No - A small but powerful word said too often by those who shouldn’t and too seldom by those who should.

Nobel Prize - The zenith of prestige for the fields included, topped by the Peace Prize. The list of Peace Laureates since 1901 includes 15 years with Americans named, but only one in the last 33 years - Jimmy Carter in 2002.

Noble - Guys who could not quite rise to King, but who were able to rise above the peons. In England the nobles got pissed at the King and made him sign the Magna Carta, an admission that he wasn’t the boss of everything. In Buddhism, the Four Noble Truths are: 1. Life is suffering; 2. The origin of suffering is attachment; 3. The cessation of suffering is attainable; and 4. There is a path to the end of suffering. The rational approach of Buddhism has much appeal, but most people in the West are attuned the mythology and faith apart from reason of Christianity.

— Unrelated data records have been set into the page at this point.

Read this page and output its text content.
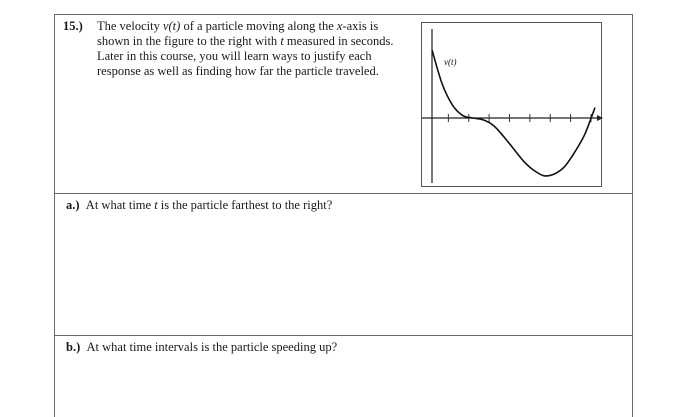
15.) The velocity v(t) of a particle moving along the x-axis is shown in the figure to the right with t measured in seconds. Later in this course, you will learn ways to justify each response as well as finding how far the particle traveled.
v(t)
a.) At what time t is the particle farthest to the right?
b.) At what time intervals is the particle speeding up?
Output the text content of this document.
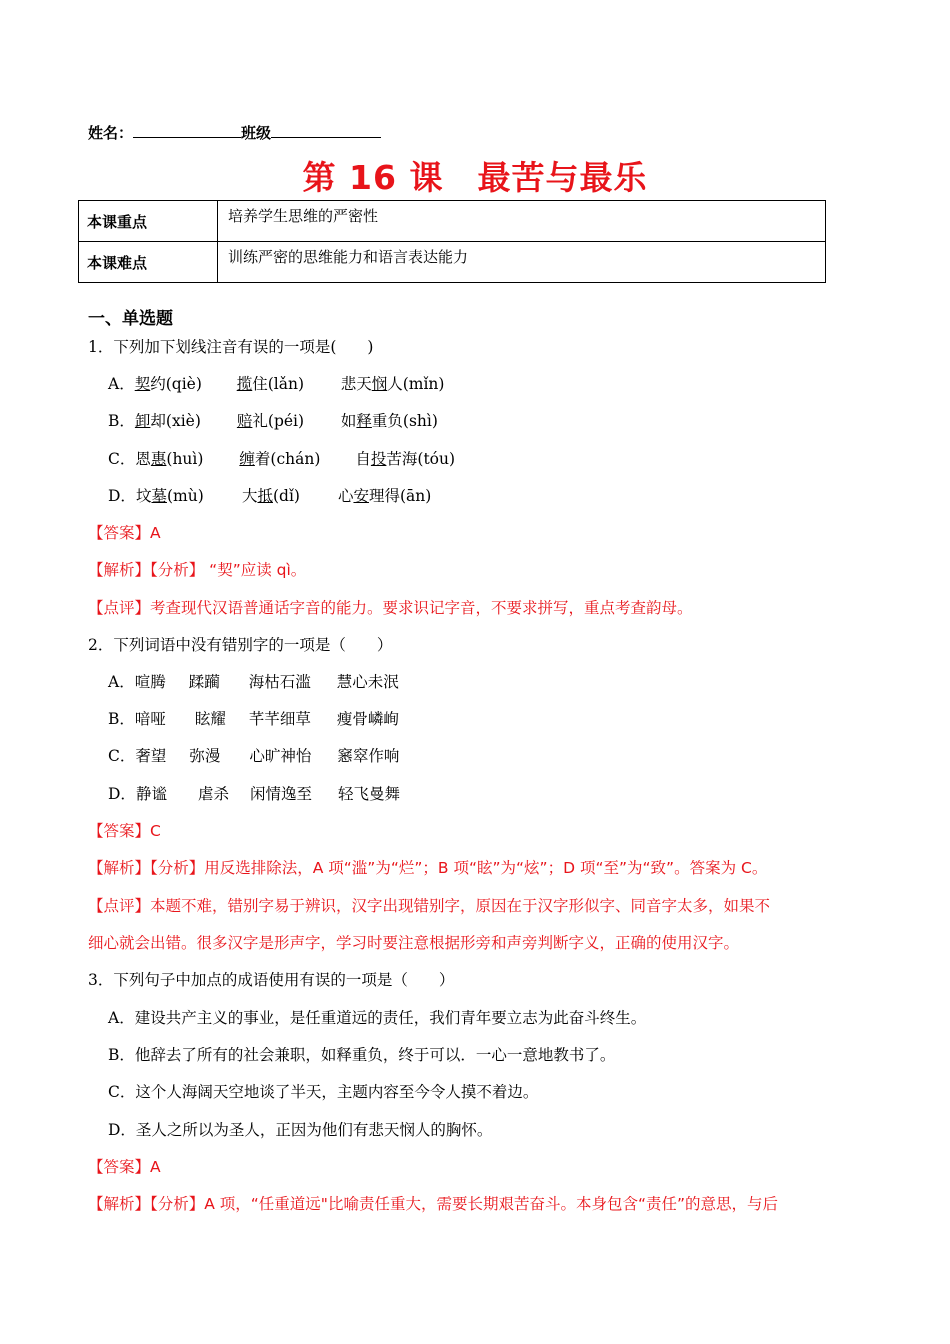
姓名：	班级
第 16 课 最苦与最乐
本课重点	培养学生思维的严密性
本课难点	训练严密的思维能力和语言表达能力
一、单选题
1．下列加下划线注音有误的一项是(　　)
A．契约(qiè) 揽住(lǎn) 悲天悯人(mǐn)
B．卸却(xiè) 赔礼(péi) 如释重负(shì)
C．恩惠(huì) 缠着(chán) 自投苦海(tóu)
D．坟墓(mù) 大抵(dǐ) 心安理得(ān)
【答案】A
【解析】【分析】 “契”应读 qì。
【点评】考查现代汉语普通话字音的能力。要求识记字音，不要求拼写，重点考查韵母。
2．下列词语中没有错别字的一项是（　　）
A．喧腾 蹂躏 海枯石滥 慧心未泯
B．喑哑 眩耀 芊芊细草 瘦骨嶙峋
C．奢望 弥漫 心旷神怡 窸窣作响
D．静谧 虐杀 闲情逸至 轻飞曼舞
【答案】C
【解析】【分析】用反选排除法，A 项“滥”为“烂”；B 项“眩”为“炫”；D 项“至”为“致”。答案为 C。
【点评】本题不难，错别字易于辨识，汉字出现错别字，原因在于汉字形似字、同音字太多，如果不
细心就会出错。很多汉字是形声字，学习时要注意根据形旁和声旁判断字义，正确的使用汉字。
3．下列句子中加点的成语使用有误的一项是（　　）
A．建设共产主义的事业，是任重道远的责任，我们青年要立志为此奋斗终生。
B．他辞去了所有的社会兼职，如释重负，终于可以．一心一意地教书了。
C．这个人海阔天空地谈了半天，主题内容至今令人摸不着边。
D．圣人之所以为圣人，正因为他们有悲天悯人的胸怀。
【答案】A
【解析】【分析】A 项，“任重道远"比喻责任重大，需要长期艰苦奋斗。本身包含“责任”的意思，与后
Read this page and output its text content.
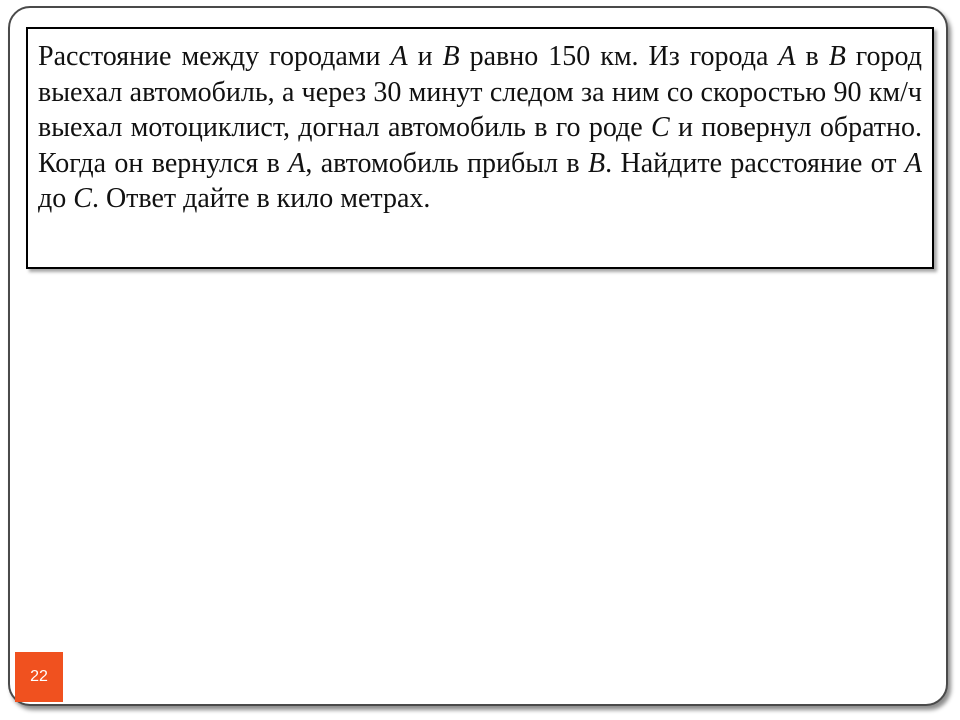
Расстояние между городами A и B равно 150 км. Из города A в B город выехал автомобиль, а через 30 минут следом за ним со скоростью 90 км/ч выехал мотоциклист, догнал автомобиль в го роде C и повернул обратно. Когда он вернулся в A, автомобиль прибыл в B. Найдите расстояние от A до C. Ответ дайте в кило метрах.

22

NPR - National Public Radio continues to deliver exceptionally worthwhile programming freely accessible from your FM tuner at home, work or in your car, and also over the Internet live and by archives.

Nuclear - Or as George says, “Nukaler”. George’s idol, Ronald Reagan, speaking of nuclear weapons, said, “This kind of weapon can’t help but have an effect on the population as a whole”.
Some capabilities are so awesome, and the consequences of misuse so catastrophic, that they should not be developed.

Numbers - Did the cave man talk first or count first. Babies seem to babble before they keep score, but when they are hungry, they multi-task.

Numerology - The non-science of using numerical facts and calculations to explain and predict a person’s life. Mathematicians and numerologists are probably mutually exclusive groups.

Nylon - A synthetic replacement for silk. A technological improvement, continuing to evolve in some areas such as stockings for women, though many men do not consider no nonsense pantyhose an improvement over seamed hosiery fastened with garters.

2 Comments:

Anonymous Anonymous said...

Number: what is the definition? I thought about that when I read your N's. That made me remember a Naive Set Theory class I took decades ago. So I looked up the definition of number in Paul Halmos' textbook, a really interesting book. So you first define a successor set which is a set containing a number x and its successor x+1. (Except you really don't use the "1" because you would be getting ahead of the game.) Then you imagine the collection of all such successor sets. Then you imagine the intersection of all those sets and you end up with the natural numbers. Pretty interesting, huh? Then there are two kinds of numbers, cardinal numbers and ordinal numbers. This distinction is important to anyone who talks, but most people who talk don't realize they are making that distinction, and most people who listen don't realize that they also understand the distinction.
John from Phoenix

6:42 PM  
Blogger Tom Blake said...

As you may recall, though I liked math and did well with it in high school [it helped that the young teacher, Brother O'Keefe was cool], I avoided the subject in college. Words have infinite capabilites for expansion, flexibility and poetry. Numbers offer depth, precision and accuracy. I expect I did myself a disservice by leaving math out of my collegiate curriculum.

What books would you recommend to try to turn me onto math in my old age?